I’ve been pagan for over 20 years, and actively a polytheist for perhaps 17 of those years. My practice back then was quite a bit different from my practice now; some things have stayed the same but others really have not.
I was dual-faith from early on (Hellenic and Norse), but since I now honor gods from four different pantheons, I have amended that to “multi-faith.”
Some of the changes are purely practical. I don’t spend as much time studying because there are fewer books and sources left to study. I do still study, but I know the basics, am familiar with the lore, and am comfortable with ritual and other practices, so some of that work has simply been done already.
When my kids were little, I used my shower time to pray and do simple daily devotions, because it was often the only time during the day that I could count on being left alone with my own thoughts. I assumed that this would change eventually, but they are young adults now and guess what? I still pray in the shower. It works. I don’t only pray in the shower, but I have kept that piece of my practice.

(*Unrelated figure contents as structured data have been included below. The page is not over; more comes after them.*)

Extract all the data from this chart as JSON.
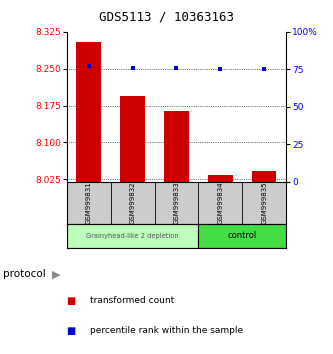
{
  "title": "GDS5113 / 10363163",
  "samples": [
    "GSM999831",
    "GSM999832",
    "GSM999833",
    "GSM999834",
    "GSM999835"
  ],
  "bar_bottom": 8.02,
  "bar_values": [
    8.305,
    8.195,
    8.165,
    8.033,
    8.043
  ],
  "percentile_values": [
    77,
    76,
    76,
    75,
    75
  ],
  "ylim_left": [
    8.02,
    8.325
  ],
  "ylim_right": [
    0,
    100
  ],
  "yticks_left": [
    8.025,
    8.1,
    8.175,
    8.25,
    8.325
  ],
  "yticks_right": [
    0,
    25,
    50,
    75,
    100
  ],
  "ytick_labels_right": [
    "0",
    "25",
    "50",
    "75",
    "100%"
  ],
  "bar_color": "#cc0000",
  "dot_color": "#0000cc",
  "group1_label": "Grainyhead-like 2 depletion",
  "group2_label": "control",
  "group1_color": "#bbffbb",
  "group2_color": "#44dd44",
  "group1_indices": [
    0,
    1,
    2
  ],
  "group2_indices": [
    3,
    4
  ],
  "protocol_label": "protocol",
  "legend1_label": "transformed count",
  "legend2_label": "percentile rank within the sample",
  "bar_width": 0.55,
  "background_color": "#ffffff"
}
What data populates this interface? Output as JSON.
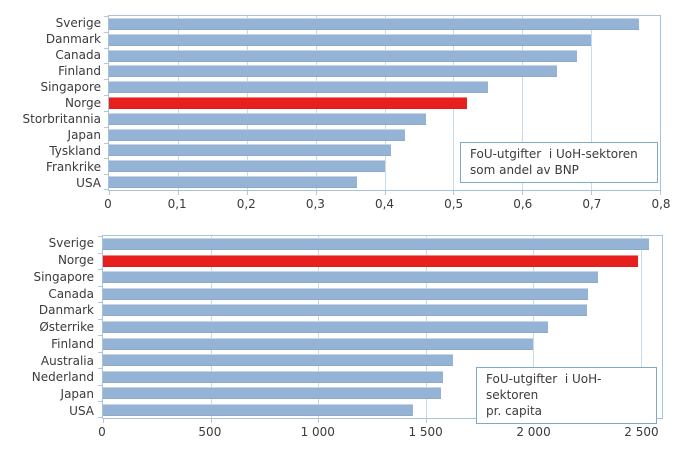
{
  "page": {
    "background": "#ffffff"
  },
  "colors": {
    "bar_blue": "#95b3d4",
    "bar_red": "#e8201d",
    "plot_border": "#a6c2dc",
    "gridline": "#c8dbeb",
    "tickmark": "#aec8e0",
    "text": "#3b3b3b"
  },
  "chart_data": [
    {
      "type": "bar",
      "orientation": "horizontal",
      "categories": [
        "Sverige",
        "Danmark",
        "Canada",
        "Finland",
        "Singapore",
        "Norge",
        "Storbritannia",
        "Japan",
        "Tyskland",
        "Frankrike",
        "USA"
      ],
      "values": [
        0.77,
        0.7,
        0.68,
        0.65,
        0.55,
        0.52,
        0.46,
        0.43,
        0.41,
        0.4,
        0.36
      ],
      "highlight_category": "Norge",
      "xlim": [
        0,
        0.8
      ],
      "grid": true,
      "legend": "none",
      "xticks": [
        {
          "v": 0,
          "label": "0"
        },
        {
          "v": 0.1,
          "label": "0,1"
        },
        {
          "v": 0.2,
          "label": "0,2"
        },
        {
          "v": 0.3,
          "label": "0,3"
        },
        {
          "v": 0.4,
          "label": "0,4"
        },
        {
          "v": 0.5,
          "label": "0,5"
        },
        {
          "v": 0.6,
          "label": "0,6"
        },
        {
          "v": 0.7,
          "label": "0,7"
        },
        {
          "v": 0.8,
          "label": "0,8"
        }
      ],
      "note_line1": "FoU-utgifter  i UoH-sektoren",
      "note_line2": "som andel av BNP"
    },
    {
      "type": "bar",
      "orientation": "horizontal",
      "categories": [
        "Sverige",
        "Norge",
        "Singapore",
        "Canada",
        "Danmark",
        "Østerrike",
        "Finland",
        "Australia",
        "Nederland",
        "Japan",
        "USA"
      ],
      "values": [
        2540,
        2490,
        2300,
        2255,
        2250,
        2070,
        2000,
        1630,
        1580,
        1570,
        1440
      ],
      "highlight_category": "Norge",
      "xlim": [
        0,
        2600
      ],
      "grid": true,
      "legend": "none",
      "xticks": [
        {
          "v": 0,
          "label": "0"
        },
        {
          "v": 500,
          "label": "500"
        },
        {
          "v": 1000,
          "label": "1 000"
        },
        {
          "v": 1500,
          "label": "1 500"
        },
        {
          "v": 2000,
          "label": "2 000"
        },
        {
          "v": 2500,
          "label": "2 500"
        }
      ],
      "note_line1": "FoU-utgifter  i UoH-sektoren",
      "note_line2": "pr. capita"
    }
  ]
}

I used to do a lot more group work than I do now (mostly because of personal and health stuff that makes it harder to do that sort of thing). But I used to attend a lot of rituals. I used to write and to lead a lot of rituals, heathen for the most part because that’s the irl group connection I’ve had. I’ve had training for it, which I undertook because our group needed someone to do it. These days, though, I am more of a resource than an active leader, which is a change.
Doing less group work has meant (for me) a lessened focus on festivals and following the calendar and a greater focus on smaller personal devotions and worship. I think I have personalized my practice more since it’s just me now, but less so than I would have expected. I’ve kept the things that (still) work and changed the things that don’t.
I used to do a lot of networking, seeking out and meeting other pagans and polytheists locally, attending Pagan Coffee Nights and so forth. I don’t do much of that anymore.
Similarly, the fact that I no longer travel well means that I no longer go to events far from home. That means a decrease in face-to-face interactions with others, which is certainly an additional change in the role community plays for me.
I do, however, still have online connections with others, which is a different sort of community but community nonetheless.
I also used to incorporate more meditation and visualization work in my practice than I do now (again mostly due to the aforementioned “stuff” and the accompanying lack of focus). It never was easy work for me but it was rewarding, and I hope at some point to be able to do it again. Until then, I have the experiences I’ve had and the knowledge I’ve gained, and that has to be enough.